Skip to content

Setup

This class utilizes the Python programming language and several important scientific computing libraries including NumPy, Scikit-Learn, and PyTorch. The basic development and execution environment will be Jupyter, a scientific computing platform supporting Python and other languages (but we will use Python). All of these software tools are free, and their usage will be demonstrated in-class.

You have two options for developing and executing code: You can use Jupyterlab in-the-browser, hosted by Duke OIT or CS department servers, or you can install the relevant software on your own personal device. Directions for each are included below. The choice is up to you, but if you choose to install on your own personal device then you are responsible for managing your own environment.

Using Jupyterlab in-the-browser with containers [no install]

This is the option with no installation, to use Jupyterlab in-the-browser hosted on container maintained by Duke OIT. To utilize this resource:

  1. Open a web browser and navigate to https://cmgr.oit.duke.edu/containers. Login with your NetID.
  2. The first time you access the container you will need to request a reservation under the “Reserve a container” tab. You should see several options under “Reservations available.” Select the “Pytorch JupyterLab with Pytorch for Data Science and Machine Learning” option.
  3. Now, whenever you return to the above url, you can select your container under reservations and select the blue “Login” button. This should launch a Jupyterlab view in your browser. If you open a Jupyter notebook (.ipynb file) you should be able to run code directly in the browser.

Later in the course we will discuss GPU utilization for efficient training and inference with large neural networks. We will provide directions at that point for how to access a similar interface to the above but hosted on CS department computers with GPU access enabled.

Installing on your personal device

You are not required to install anything on your personal device, but if you are interested in machine learning outside of the course you might be interested in doing so for the added flexibility and customizability.
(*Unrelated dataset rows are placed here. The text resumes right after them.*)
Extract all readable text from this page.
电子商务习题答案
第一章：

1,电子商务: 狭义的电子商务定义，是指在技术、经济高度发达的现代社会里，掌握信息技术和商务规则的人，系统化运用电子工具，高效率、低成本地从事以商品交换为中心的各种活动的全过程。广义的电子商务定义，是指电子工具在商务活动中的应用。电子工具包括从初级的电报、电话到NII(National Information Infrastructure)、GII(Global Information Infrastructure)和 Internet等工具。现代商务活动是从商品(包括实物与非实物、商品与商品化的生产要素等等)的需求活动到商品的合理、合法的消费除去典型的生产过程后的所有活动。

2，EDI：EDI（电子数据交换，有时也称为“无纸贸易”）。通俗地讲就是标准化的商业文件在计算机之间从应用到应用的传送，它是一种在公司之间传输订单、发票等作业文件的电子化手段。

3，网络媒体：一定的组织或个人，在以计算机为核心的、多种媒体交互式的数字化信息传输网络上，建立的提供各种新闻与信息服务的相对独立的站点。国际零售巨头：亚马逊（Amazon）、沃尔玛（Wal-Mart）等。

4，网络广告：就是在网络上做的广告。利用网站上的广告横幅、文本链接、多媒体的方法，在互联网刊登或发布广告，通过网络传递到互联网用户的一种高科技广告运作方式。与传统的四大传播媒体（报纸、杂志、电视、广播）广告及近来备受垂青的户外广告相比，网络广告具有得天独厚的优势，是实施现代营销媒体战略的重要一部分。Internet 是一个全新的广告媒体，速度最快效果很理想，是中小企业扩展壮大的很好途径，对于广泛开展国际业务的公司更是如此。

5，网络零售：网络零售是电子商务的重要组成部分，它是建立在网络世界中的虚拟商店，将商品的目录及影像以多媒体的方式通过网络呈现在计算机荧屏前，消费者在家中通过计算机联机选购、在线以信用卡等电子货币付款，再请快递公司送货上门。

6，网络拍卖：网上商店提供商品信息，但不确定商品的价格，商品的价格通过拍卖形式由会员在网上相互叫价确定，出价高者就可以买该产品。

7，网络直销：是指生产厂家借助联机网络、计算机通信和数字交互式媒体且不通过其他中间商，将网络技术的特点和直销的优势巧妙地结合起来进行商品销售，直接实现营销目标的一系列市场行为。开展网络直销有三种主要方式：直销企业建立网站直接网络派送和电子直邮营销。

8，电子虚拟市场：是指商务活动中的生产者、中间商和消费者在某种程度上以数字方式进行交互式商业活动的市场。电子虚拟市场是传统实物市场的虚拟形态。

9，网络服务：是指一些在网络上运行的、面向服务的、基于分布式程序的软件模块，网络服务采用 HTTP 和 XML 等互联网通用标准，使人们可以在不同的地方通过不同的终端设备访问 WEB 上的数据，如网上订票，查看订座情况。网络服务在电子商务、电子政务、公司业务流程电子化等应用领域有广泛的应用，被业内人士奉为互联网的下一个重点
There are multiple package managers for Python. For scientific computing and machine learning, I recommend Anaconda’s Individual Edition. It’s a free distribution containing Python, Jupyter, and (nearly) everything for data science in Python, and you can use it to install and upgrade anything else. Choose the appropriate download for your device. If you have trouble installing, check the anaconda documentation. If everything has gone correctly, you can open Jupyterlab with the terminal command “jupyter lab” or by selecting the program from the Anaconda navigator.

Note that you are responsible for managing your own device. You can do all of your coursework on the containers from any computer with a web browser, so problems with your personal device or installation will not be considered an excuse for late submission of work.

Next Steps: Introduction to Jupyter and Python

Once you can open Jupyterlab, either on a container or on your personal device, create your first Jupyter notebook file (a .ipynb file, select for Python if given a choice). Then review the Jupyter Notebook documentation to familiarize yourself with the interface. We will also demonstrate in class.

Finally, if you are new to the Python programming language, begin familiarizing yourself. You might utilize the official long-form tutorial, or the quick cheatsheet if you prefer to learn from short examples and experimentation. Either way, you do not need to master all aspects of Python all at once. Begin by familiarizing yourself with how to translate concepts you are familiar with from your primary programming language into Python (loops, conditionals, functions, classes, strings, lists, etc.).